Coup de froid sur les cryptomonnaies en Espagne. Les autorités viennent d’annoncer le gel de pas moins de 26,4 millions de dollars d’actifs numériques, dans le cadre d’une vaste opération anti-blanchiment menée à l’échelle européenne. Une saisie record qui marque un tournant dans la lutte contre la criminalité liée aux cryptos, mais qui soulève aussi des questions sur la sécurité de certains réseaux comme Tron.
Un coup de filet européen
C’est un véritable coup de maître qu’ont réalisé les forces de l’ordre espagnoles. En collaboration avec Europol, Eurojust et surtout l’unité spéciale T3 Financial Crime, elles ont réussi à mettre la main sur 26,4 millions de dollars de cryptomonnaies. Des fonds qui selon les enquêteurs, étaient liés à une importante organisation criminelle opérant dans plusieurs pays d’Europe.
L’opération, qui s’est déroulée principalement en Espagne et à Chypre, a mobilisé plus de 50 personnes travaillant de concert pour blanchir de l’argent sale. Leur mode opératoire : recevoir des fonds illicites puis les « laver » via différentes sociétés-écrans et transactions en cryptos, avant de les réinjecter dans l’économie légale.
Le plus gros coup de filet du T3 Financial Crime
Si cette saisie est historique, c’est aussi parce qu’elle constitue le plus gros succès à ce jour pour l’unité T3 Financial Crime. Lancée en août 2024 par les projets Tron, Tether et TRM Labs, cette cellule spéciale se consacre à la traque des flux illicites sur les blockchains.
En à peine 5 mois d’existence, le bilan est éloquent : 126 millions de dollars d’avoirs criminels gelés. Une prouesse permise par un partage d’informations et une coordination inédite entre acteurs publics et privés du monde crypto.
L’unité T3 Financial Crime en chiffres :
- 3 acteurs à l’origine : Tron, Tether et TRM Labs
- 52 enquêteurs et analystes à temps plein
- 126 millions de dollars gelés en 5 mois
- Une quarantaine de pays couverts
Tron et Tether dans le viseur
Mais cet impressionnant coup de filet ne doit pas faire oublier un constat gênant : la blockchain Tron reste la destination privilégiée des transactions suspectes. En effet, selon TRM Labs, 58% des activités illicites détectées se concentrent sur ce réseau.
Et dans le sillage de Tron, c’est aussi le stablecoin USDT de Tether qui se retrouve éclaboussé. Malgré sa capacité à geler les fonds douteux, l’USDT demeure un vecteur majeur des flux frauduleux, du fait de sa prédominance sur le réseau Tron (60 milliards de dollars de capitalisation).

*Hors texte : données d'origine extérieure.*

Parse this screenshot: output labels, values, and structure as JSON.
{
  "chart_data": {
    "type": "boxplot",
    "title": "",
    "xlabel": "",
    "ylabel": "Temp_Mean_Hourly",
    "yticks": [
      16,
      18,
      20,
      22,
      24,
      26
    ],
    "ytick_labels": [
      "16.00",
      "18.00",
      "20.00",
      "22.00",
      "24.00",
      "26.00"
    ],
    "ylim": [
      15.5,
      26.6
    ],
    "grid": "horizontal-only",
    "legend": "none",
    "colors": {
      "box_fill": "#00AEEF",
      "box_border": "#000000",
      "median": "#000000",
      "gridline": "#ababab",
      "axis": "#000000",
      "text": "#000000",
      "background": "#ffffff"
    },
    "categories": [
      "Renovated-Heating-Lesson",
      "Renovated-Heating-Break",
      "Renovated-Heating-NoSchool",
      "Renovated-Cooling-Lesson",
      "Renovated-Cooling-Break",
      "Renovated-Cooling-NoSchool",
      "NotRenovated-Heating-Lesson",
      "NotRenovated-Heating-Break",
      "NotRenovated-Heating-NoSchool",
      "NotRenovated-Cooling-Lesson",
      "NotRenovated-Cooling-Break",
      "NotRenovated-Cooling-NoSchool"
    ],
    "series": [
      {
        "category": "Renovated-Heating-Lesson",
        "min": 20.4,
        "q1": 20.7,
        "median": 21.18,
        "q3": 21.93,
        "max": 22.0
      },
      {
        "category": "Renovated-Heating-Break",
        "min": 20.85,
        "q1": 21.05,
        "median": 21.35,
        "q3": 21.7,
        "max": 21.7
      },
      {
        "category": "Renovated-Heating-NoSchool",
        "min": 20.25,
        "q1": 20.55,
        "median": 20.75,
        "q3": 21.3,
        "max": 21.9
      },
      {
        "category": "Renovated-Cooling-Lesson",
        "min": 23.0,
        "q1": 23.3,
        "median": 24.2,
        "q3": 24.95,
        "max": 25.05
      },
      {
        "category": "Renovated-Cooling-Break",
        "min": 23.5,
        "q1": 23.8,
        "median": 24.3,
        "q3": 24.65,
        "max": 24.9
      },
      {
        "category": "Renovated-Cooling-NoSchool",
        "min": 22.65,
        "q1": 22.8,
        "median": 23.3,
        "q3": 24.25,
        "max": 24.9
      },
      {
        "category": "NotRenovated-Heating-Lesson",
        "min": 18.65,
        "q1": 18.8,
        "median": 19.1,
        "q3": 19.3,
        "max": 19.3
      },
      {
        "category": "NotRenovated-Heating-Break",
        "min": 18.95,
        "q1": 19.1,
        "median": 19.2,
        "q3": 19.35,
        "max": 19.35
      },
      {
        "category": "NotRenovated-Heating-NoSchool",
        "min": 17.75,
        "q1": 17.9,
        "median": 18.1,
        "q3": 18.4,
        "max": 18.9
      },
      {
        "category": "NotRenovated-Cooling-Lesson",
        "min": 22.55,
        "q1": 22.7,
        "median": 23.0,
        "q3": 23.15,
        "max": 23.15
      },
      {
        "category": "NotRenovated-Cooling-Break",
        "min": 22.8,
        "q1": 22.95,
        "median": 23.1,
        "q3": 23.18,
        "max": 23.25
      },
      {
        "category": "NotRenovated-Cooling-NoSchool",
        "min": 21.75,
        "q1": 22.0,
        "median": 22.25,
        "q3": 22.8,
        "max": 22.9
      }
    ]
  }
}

Reste que le travail accompli par l’unité T3 pour renforcer la sécurité de Tron commence à porter ses fruits. Selon TRM Labs, le volume des transactions suspectes a baissé de 6 milliards de dollars sur le réseau. Un premier pas encourageant, mais le chemin est encore long pour restaurer la confiance.
La criminalité crypto s’adapte
Face au coup de pression des régulateurs et des acteurs blockchain, la criminalité liée aux cryptos s’adapte. Les réseaux de blanchiment comme Huione Guarantee développent leurs propres solutions pour échapper à la vigilance de Tether & co.
Ainsi, afin de contourner les gels de plus en plus fréquents de l’USDT, cette plateforme du Darkweb a lancé son propre stablecoin en septembre dernier. Une parade qui complique le travail des enquêteurs et oblige l’écosystème à redoubler de créativité pour endiguer les flux illégaux.
Au final, ce coup de filet historique en Espagne marque une victoire majeure dans la lutte contre le blanchiment crypto. Mais il rappelle aussi l’ampleur du défi à relever pour assainir un écosystème encore vulnérable aux dérives mafieuses. Un combat de longue haleine qui se jouera autant sur le terrain technologique que réglementaire.